Because Ruby likes to add features haphazardly. Something like Lua or JavaScript combines those so that functions can be passed, stored in variables, etc. without the need for different types of functions.

Rusky
This answer is not helpful.
Chuck
It explains why. It gives examples of other ways things could have been done. How is that not helpful?
Rusky
It does not explain why. It's merely a slam against Ruby without any sort of factual basis — e.g., a quote from Yukihiro Matsumoto saying, "I like to add features haphazardly", or even an analysis of the history of the language showing that the features were indeed added haphazardly. It's the language equivalent of saying "Because their race is lazy and stupid." The actual explanation is probably somewhat more involved than this simple, prejudiced fairy tale.
Chuck
LOL; I assume this was meant to be ironic, coming from someone whose #1 SO answer tag is PHP. Very good.
Mike Woodhouse
+1  A: 

Methods are methods — that is, they're actions that an object can take in response to messages. They are not functions.

Blocks are closures — they're functions that close over the enclosing scope. They don't conceptually "belong to" a given object.
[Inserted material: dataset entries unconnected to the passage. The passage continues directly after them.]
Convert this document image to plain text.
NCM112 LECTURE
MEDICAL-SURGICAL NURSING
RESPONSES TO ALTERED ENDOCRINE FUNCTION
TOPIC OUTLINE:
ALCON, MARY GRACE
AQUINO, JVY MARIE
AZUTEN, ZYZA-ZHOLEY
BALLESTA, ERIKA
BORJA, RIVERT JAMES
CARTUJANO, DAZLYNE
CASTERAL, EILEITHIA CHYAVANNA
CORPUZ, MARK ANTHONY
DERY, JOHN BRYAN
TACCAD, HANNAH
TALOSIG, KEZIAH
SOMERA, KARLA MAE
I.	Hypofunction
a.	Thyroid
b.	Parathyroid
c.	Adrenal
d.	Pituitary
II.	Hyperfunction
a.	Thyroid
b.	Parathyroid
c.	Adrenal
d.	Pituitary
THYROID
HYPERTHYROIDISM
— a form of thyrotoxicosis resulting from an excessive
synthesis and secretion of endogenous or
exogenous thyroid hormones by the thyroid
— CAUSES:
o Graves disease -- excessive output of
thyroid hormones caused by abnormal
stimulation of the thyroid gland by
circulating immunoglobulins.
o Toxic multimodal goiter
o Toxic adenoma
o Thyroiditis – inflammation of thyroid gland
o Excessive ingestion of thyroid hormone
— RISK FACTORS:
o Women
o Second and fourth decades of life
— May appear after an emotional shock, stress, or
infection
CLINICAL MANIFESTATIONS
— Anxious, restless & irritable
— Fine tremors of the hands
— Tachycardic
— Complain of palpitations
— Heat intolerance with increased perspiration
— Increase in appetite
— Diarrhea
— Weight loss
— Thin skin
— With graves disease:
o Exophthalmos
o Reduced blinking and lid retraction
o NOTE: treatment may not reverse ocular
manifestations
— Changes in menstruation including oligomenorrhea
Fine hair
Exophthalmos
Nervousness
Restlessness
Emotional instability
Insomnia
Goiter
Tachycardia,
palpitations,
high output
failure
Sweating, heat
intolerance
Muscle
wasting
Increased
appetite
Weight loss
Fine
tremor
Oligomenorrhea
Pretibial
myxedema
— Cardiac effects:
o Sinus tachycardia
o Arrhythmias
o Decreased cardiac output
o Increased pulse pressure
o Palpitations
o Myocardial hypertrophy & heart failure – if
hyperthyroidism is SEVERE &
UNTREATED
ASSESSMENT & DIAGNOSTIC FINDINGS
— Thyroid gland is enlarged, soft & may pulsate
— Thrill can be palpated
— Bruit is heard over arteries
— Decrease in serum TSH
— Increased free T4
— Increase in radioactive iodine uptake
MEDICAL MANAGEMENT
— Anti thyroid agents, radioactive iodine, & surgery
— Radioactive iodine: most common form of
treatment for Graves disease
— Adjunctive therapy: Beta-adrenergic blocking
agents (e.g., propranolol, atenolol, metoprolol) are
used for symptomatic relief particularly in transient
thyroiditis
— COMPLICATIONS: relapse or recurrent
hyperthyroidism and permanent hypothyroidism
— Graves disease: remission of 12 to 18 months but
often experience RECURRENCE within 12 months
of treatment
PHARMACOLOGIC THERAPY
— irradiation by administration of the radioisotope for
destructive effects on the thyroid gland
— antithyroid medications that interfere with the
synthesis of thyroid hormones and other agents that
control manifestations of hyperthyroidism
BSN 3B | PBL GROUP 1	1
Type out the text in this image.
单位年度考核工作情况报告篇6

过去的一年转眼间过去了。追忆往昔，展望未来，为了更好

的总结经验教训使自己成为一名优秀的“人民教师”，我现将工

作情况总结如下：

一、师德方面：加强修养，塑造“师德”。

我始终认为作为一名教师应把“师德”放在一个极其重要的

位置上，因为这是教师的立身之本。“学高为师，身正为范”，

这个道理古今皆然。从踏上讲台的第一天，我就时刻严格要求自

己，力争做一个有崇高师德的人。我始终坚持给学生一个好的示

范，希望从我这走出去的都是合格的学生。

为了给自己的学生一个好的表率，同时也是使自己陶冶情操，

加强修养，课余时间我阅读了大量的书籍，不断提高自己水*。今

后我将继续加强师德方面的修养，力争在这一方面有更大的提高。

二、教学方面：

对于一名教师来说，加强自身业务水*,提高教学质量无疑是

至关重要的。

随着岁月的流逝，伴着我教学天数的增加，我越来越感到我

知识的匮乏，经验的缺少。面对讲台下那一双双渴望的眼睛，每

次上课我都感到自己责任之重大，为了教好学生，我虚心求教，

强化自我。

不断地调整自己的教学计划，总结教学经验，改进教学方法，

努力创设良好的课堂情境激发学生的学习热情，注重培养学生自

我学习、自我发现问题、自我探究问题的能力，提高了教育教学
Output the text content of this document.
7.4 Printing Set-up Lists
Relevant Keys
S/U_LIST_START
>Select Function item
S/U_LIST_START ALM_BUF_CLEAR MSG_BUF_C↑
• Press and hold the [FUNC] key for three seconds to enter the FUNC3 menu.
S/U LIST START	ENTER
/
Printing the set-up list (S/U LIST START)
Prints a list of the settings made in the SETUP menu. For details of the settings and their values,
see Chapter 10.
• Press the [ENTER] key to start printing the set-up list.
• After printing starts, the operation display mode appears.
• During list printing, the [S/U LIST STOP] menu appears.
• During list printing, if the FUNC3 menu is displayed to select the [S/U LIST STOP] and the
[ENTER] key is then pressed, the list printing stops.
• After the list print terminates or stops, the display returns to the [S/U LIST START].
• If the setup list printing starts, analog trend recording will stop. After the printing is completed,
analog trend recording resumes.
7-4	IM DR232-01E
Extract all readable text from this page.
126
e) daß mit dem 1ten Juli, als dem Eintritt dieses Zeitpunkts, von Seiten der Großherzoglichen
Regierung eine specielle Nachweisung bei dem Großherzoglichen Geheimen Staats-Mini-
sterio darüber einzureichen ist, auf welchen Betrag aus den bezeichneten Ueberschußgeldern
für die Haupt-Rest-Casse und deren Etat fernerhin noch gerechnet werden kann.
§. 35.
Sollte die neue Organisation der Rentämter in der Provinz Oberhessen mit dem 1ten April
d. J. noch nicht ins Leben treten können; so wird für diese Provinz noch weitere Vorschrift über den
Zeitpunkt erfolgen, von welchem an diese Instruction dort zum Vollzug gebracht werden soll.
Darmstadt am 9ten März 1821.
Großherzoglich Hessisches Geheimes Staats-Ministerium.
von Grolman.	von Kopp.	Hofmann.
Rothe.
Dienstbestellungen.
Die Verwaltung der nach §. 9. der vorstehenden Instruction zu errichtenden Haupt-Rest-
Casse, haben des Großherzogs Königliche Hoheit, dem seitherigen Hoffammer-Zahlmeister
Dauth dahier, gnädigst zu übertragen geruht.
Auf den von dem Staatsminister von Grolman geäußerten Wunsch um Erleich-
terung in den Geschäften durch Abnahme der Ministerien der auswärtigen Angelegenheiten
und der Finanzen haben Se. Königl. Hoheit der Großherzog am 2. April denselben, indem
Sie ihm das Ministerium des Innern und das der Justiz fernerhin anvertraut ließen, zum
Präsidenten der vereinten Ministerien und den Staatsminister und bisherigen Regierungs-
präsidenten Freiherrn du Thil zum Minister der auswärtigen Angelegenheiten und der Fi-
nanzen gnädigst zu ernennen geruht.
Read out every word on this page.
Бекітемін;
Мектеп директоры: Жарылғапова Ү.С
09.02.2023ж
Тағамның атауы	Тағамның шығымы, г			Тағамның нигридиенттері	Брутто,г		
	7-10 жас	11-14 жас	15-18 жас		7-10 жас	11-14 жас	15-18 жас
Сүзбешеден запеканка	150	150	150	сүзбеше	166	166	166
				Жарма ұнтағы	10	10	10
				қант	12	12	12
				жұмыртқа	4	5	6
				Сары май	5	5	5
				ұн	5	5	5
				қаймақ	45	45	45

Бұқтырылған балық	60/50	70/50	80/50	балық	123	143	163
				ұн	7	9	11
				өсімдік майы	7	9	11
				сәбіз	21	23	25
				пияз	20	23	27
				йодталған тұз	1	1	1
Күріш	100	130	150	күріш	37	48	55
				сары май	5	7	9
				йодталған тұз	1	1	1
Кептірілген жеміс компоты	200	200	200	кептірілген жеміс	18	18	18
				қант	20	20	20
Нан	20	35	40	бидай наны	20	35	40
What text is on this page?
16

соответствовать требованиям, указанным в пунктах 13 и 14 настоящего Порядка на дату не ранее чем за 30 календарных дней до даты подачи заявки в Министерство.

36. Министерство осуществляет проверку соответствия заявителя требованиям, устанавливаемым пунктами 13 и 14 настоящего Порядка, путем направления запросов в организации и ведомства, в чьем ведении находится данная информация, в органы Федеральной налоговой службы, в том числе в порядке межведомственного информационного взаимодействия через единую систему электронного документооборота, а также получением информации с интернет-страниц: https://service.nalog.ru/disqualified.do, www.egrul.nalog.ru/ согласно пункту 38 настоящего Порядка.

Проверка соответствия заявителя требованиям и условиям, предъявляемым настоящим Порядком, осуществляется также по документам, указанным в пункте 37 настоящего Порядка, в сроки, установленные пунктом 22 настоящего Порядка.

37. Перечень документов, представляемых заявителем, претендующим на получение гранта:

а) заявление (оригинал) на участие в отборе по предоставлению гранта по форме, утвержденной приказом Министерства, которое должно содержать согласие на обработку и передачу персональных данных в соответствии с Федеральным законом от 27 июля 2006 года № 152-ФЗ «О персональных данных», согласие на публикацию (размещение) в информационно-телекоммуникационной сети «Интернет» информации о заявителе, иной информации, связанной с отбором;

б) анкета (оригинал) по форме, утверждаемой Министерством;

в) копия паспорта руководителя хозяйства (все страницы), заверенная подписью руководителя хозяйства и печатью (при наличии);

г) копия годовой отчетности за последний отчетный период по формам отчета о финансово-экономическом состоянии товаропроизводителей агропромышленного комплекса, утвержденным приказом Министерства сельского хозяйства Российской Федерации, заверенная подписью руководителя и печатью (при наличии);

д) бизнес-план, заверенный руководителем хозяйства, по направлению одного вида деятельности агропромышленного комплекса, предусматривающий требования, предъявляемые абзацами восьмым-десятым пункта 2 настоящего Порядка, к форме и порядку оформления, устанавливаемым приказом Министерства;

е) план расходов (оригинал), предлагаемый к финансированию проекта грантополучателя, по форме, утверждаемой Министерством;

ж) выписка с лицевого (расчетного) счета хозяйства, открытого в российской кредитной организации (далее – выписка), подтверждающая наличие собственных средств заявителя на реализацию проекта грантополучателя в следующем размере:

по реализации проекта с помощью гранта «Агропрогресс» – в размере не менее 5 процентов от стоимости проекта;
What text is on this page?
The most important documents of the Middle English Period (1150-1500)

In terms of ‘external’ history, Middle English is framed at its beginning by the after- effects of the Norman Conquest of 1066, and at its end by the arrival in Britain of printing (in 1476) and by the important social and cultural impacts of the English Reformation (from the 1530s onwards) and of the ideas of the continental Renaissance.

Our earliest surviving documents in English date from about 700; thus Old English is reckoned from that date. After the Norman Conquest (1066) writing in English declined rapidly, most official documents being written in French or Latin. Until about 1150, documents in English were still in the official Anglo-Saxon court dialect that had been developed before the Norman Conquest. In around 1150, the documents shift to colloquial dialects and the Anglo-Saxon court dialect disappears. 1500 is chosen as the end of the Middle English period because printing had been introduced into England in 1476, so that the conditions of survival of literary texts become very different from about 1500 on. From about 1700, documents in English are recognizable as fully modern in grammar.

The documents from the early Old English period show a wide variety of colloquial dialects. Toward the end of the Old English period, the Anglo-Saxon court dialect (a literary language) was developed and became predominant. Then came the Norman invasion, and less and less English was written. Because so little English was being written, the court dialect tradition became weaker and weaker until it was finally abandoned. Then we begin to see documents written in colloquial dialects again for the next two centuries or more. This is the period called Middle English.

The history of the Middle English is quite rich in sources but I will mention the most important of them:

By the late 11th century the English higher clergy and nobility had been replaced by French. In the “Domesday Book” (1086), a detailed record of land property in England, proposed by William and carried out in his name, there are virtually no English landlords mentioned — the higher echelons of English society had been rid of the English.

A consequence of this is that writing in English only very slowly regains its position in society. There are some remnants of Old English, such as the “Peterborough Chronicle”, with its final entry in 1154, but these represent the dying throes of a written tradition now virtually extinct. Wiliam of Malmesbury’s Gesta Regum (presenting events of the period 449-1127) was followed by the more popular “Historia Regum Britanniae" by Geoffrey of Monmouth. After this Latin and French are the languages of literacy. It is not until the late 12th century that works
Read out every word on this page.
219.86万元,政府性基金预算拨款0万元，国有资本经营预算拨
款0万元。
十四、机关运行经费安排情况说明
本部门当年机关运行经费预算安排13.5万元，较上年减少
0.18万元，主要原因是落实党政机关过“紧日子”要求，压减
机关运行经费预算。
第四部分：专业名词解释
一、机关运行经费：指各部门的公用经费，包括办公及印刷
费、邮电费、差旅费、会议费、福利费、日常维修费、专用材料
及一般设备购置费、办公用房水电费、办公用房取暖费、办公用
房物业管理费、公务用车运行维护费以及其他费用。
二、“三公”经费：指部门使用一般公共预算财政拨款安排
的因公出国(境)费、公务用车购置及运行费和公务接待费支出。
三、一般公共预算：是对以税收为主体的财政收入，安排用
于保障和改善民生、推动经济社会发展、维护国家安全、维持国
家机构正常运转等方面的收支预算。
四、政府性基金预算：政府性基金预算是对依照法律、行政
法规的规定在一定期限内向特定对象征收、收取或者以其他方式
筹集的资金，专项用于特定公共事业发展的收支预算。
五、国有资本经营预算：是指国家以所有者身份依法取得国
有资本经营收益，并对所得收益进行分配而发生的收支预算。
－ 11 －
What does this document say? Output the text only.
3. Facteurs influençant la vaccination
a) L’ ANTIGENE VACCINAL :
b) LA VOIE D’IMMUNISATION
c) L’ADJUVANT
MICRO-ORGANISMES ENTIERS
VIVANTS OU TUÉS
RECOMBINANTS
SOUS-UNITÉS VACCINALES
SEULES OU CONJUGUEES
In some languages, methods are merely functions that are members of an object, but Ruby does not view them this way. Separating a method from its owning object is more akin to surgery than simple assignment. Ruby takes its object-orientation model from Smalltalk, the granddaddy of modern OO.

Chuck
+1  A: 

To some extent at least, methods are objects:

class ABC
  def some_method
  end
end
ABC.instance_method(:some_method) #=> #<UnboundMethod: ABC#some_method>

Further to that, there is a built-in class: Method, as documented here.

See also this: http://en.wikibooks.org/wiki/Ruby_Programming/Syntax/Method_Calls

Haphazardly <bseg>, it does rather seem to bear out the everything-is-an-object thing. In this particular case, it just appears to take a little more digging to see.

(I really must make an effort to understand this better: I'm starting to think it's fundamental to getting a deeper understanding.)

Mike Woodhouse
Methods seem to take their objecthood from as instances of `Proc`. In the `ri` documentation for `Method`, the word 'method' is not used in the explanation, but 'proc' is. The two classes receive the same messages, but the difference is how they are invoked and in the fact that methods are defined within the namespace of another object, where procs need to receive the `call`method to be invoked and exist (persist, as I said before) independently of other objects.
Pinochle
Ahh, another difference... `Method` does not receive the `new` message, where `Proc` does. If methods are objects, they are not objects in a full sense ('full' meaning having all the characteristics we are used to seeing in objects).
Pinochle
That wikibooks link is helpful. Thanks.
David
Yes, that wikibooks link is very good.